Но коммерческий директор был человеком старой закалки и во всем полагался на личные связи. А кто ищет, как известно, тот всегда найдет.
– Мне нужен только очень хороший тамада! – писал он знакомым по имейлу, кричал в трубку телефона и объяснял в личной беседе. И Господь сжалился над ним. На сайте «Одноклассники» его призыв услышал старый друг по армии и отозвался. Некто Павлик, которого сам мой коммерческий директор помнил плохо и вряд ли бы узнал на улице.
«У меня есть человек, который тебе нужен!» – написал Павлик после обязательных слов о том, как они замечательно в свое время вместе из каптерки проросшую картошку тырили.
«И что, хороший тамада?» – уточнил мой клиент, судорожно вспоминая, действительно ли он с кем-то воровал картошку.

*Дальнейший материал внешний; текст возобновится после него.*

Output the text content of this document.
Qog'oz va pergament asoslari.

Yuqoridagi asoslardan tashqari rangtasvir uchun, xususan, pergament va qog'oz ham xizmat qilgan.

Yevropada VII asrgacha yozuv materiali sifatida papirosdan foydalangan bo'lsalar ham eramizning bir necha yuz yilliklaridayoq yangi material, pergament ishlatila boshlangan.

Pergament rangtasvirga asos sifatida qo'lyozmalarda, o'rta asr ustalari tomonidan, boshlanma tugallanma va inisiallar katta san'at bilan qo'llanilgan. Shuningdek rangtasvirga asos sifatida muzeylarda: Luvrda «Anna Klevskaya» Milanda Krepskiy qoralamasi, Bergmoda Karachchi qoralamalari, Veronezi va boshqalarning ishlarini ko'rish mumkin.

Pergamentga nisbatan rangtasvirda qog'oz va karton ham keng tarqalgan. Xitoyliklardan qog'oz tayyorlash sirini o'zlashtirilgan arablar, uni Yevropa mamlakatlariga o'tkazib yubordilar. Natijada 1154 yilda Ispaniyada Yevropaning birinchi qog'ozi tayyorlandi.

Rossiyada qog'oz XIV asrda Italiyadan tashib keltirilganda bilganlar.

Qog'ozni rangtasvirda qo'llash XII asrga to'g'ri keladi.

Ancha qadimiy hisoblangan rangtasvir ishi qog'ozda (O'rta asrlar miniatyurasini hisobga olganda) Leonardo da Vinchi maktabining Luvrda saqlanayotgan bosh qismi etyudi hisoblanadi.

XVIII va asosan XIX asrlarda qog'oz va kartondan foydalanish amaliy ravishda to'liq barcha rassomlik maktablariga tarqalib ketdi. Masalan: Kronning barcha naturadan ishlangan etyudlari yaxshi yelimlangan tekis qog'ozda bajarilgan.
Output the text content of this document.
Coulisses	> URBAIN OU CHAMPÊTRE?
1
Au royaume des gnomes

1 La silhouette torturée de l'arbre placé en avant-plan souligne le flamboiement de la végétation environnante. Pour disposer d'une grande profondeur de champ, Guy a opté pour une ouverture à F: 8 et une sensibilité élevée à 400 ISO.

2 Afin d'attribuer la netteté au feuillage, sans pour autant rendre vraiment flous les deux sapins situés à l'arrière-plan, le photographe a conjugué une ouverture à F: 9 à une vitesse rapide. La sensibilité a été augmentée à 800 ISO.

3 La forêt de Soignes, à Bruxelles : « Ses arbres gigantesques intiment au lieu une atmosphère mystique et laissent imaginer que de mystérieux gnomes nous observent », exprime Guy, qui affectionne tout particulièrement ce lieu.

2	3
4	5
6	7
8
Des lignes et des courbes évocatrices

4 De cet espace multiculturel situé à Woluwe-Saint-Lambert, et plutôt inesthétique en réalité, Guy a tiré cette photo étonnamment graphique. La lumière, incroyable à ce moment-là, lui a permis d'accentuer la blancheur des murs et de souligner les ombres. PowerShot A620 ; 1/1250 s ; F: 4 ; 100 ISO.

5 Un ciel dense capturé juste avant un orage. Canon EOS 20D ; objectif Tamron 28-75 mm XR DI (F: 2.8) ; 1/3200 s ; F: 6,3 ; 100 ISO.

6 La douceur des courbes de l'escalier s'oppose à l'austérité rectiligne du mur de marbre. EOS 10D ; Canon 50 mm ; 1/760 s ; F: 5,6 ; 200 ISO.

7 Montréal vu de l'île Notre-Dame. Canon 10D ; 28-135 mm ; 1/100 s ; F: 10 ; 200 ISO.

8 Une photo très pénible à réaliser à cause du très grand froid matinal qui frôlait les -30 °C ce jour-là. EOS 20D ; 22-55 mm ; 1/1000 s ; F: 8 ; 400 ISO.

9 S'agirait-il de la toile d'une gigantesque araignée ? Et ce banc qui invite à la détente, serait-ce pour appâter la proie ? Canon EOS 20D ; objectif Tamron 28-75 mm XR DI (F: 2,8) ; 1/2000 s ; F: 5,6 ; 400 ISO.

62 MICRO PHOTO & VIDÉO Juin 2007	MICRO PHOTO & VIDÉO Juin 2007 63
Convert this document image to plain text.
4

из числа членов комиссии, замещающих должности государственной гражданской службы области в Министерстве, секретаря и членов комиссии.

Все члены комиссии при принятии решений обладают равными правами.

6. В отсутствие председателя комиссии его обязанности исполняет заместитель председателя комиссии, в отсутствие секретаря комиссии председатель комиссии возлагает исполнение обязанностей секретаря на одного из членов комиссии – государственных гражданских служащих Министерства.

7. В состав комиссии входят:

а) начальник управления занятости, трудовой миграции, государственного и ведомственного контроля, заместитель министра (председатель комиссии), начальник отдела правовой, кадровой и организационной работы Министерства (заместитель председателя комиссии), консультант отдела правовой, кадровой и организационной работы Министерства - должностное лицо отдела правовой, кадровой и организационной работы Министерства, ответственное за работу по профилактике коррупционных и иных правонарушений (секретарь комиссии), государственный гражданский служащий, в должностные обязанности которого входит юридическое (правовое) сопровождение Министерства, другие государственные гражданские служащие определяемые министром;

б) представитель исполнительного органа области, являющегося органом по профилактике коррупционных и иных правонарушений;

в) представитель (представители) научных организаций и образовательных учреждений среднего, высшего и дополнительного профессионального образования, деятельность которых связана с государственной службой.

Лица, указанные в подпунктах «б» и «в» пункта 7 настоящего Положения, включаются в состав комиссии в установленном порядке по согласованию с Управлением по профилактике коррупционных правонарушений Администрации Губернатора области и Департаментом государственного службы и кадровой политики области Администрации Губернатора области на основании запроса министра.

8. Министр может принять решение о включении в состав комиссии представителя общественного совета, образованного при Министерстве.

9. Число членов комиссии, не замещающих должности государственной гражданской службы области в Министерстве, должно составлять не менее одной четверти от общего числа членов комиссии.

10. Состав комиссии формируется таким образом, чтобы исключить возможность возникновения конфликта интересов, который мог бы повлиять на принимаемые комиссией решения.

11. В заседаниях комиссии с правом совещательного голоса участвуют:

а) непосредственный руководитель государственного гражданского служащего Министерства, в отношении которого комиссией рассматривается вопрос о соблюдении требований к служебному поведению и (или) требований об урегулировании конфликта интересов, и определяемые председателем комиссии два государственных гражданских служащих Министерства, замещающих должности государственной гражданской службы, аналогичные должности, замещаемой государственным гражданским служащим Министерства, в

«Самый лучший!» – заверил Павлик.
Полученный телефонный номер коммерческий директор торжественно передал шефу со словами:
– Прекрасный тамада, настоящий профи.
– Отлично! – одобрил рвение подчиненного шеф и, кажется, действительно отметил что-то в своей памяти относительно дальнейшей судьбы своего коммерческого директора.
А тот, как и ожидалось, выкинул из головы и Павлика, и тамаду.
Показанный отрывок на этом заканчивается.